Bea Benaderet - Later Life and Career

Later Life and Career

Benaderet was quite busy during the last decade of her life, starting with a voice role as Betty Rubble in the animated series The Flintstones, which debuted in 1960. The Flintstones reunited Benaderet with her 1940s co-workers Alan Reed (Fred Flintstone) and Mel Blanc (Barney Rubble and Dino). Benaderet received no on-screen credit for her many voice characterizations with Warner Bros., as the studio was bound by Blanc's iron-clad contractual stipulation that no other voice actor could ever receive credit for their work while he himself was under contract to Warners. Benaderet supposedly resigned from the show in 1964 owing to the workload on Petticoat Junction, when in fact Director Joe Barbera unceremoniously replaced her with Gerry Johnson for the remainder of the series' run.

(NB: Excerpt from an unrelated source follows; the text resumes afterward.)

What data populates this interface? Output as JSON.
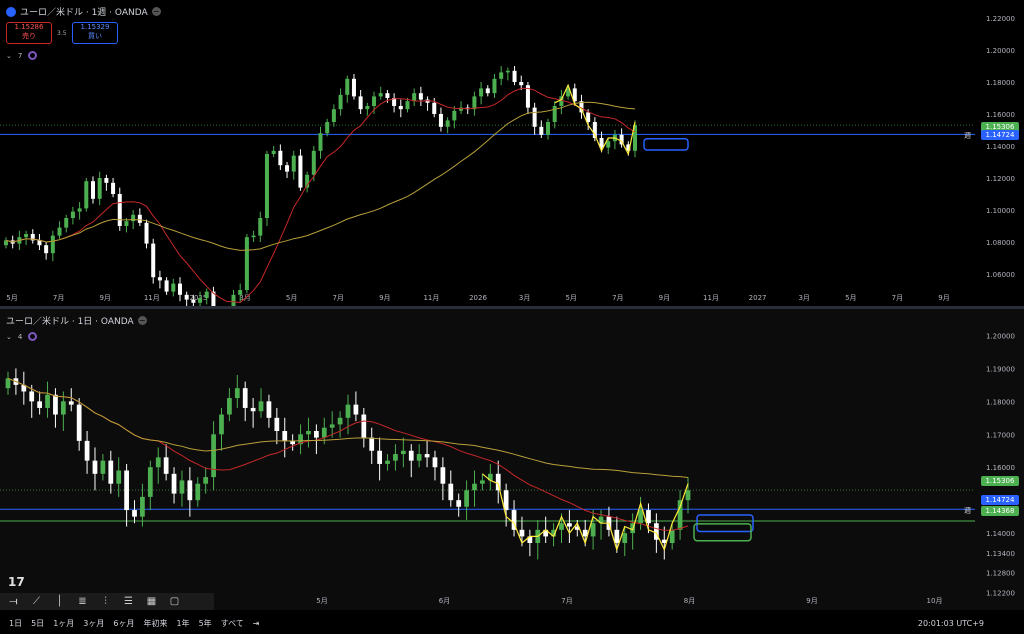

Benaderet was seriously considered for the role of Granny in The Beverly Hillbillies, which began in 1962, by producer Paul Henning (earlier the producer of The Burns & Allen Show), who ultimately felt she was too buxom and feminine for the character he envisioned as a frail but caustic little spitfire; Irene Ryan was eventually cast. Henning cast Benaderet as the middle-aged, widowed Cousin Pearl Bodine (Jethro's mother), and she appeared in the pilot, as well as a majority of episodes throughout the series' first season. Cousin Pearl and her daughter Jethrine moved into the Clampett mansion with the rest of the Clampett clan late in the first season. However, the female Bodines disappeared after Henning cast Benaderet in his next series Petticoat Junction, which premiered in September 1963. She starred as Kate Bradley, owner/operator of the Shady Rest Hotel, who was said to be a cousin of Pearl Bodine.

Petticoat Junction proved an enormous hit in its first season, and remained a top-25 program for several years. Benaderet had done a radio variation of Green Acres with Gale Gordon beginning in 1950 called Granby's Green Acres. The Green Acres television series later became a spinoff of Petticoat Junction, with Eva Gabor portraying Benaderet's original part in this new series, and Benaderet herself showing up in the first few episodes as her Petticoat Junction character, in order to establish the Hooterville setting (Eddie Albert took Gale Gordon's role as the lawyer who moves to the country to become a farmer; whether he was considered for the role or not, Gordon was otherwise occupied with his role on The Lucy Show).

Benaderet was diagnosed with cancer in 1967, which led to her departure from Petticoat Junction in what was hoped would be a temporary absence, during which time Rosemary DeCamp was brought in to play "Aunt Helen" in scripts obviously written for Benaderet's character Kate. However, Benaderet was well enough to return for a few additional episodes in the fall of 1968 before being written out permanently. Shortly after the death of Benaderet, June Lockhart was brought in to play a female doctor who had set up her practice at the Shady Rest hotel, and thus became the show's surrogate mother figure.

On October 13, 1968, Benaderet died in Los Angeles, California at the Good Samaritan Hospital from lung cancer and pneumonia.

She was entombed in Valhalla Memorial Park Cemetery in North Hollywood, Los Angeles, California. Her second husband Eugene Twombly died of a heart attack on the day of her funeral (four days after her death), and was interred beside her. Twombly had been a sound-effects artist for a number of radio and television shows, including The Jack Benny Program, on which Benaderet had been a regular cast member.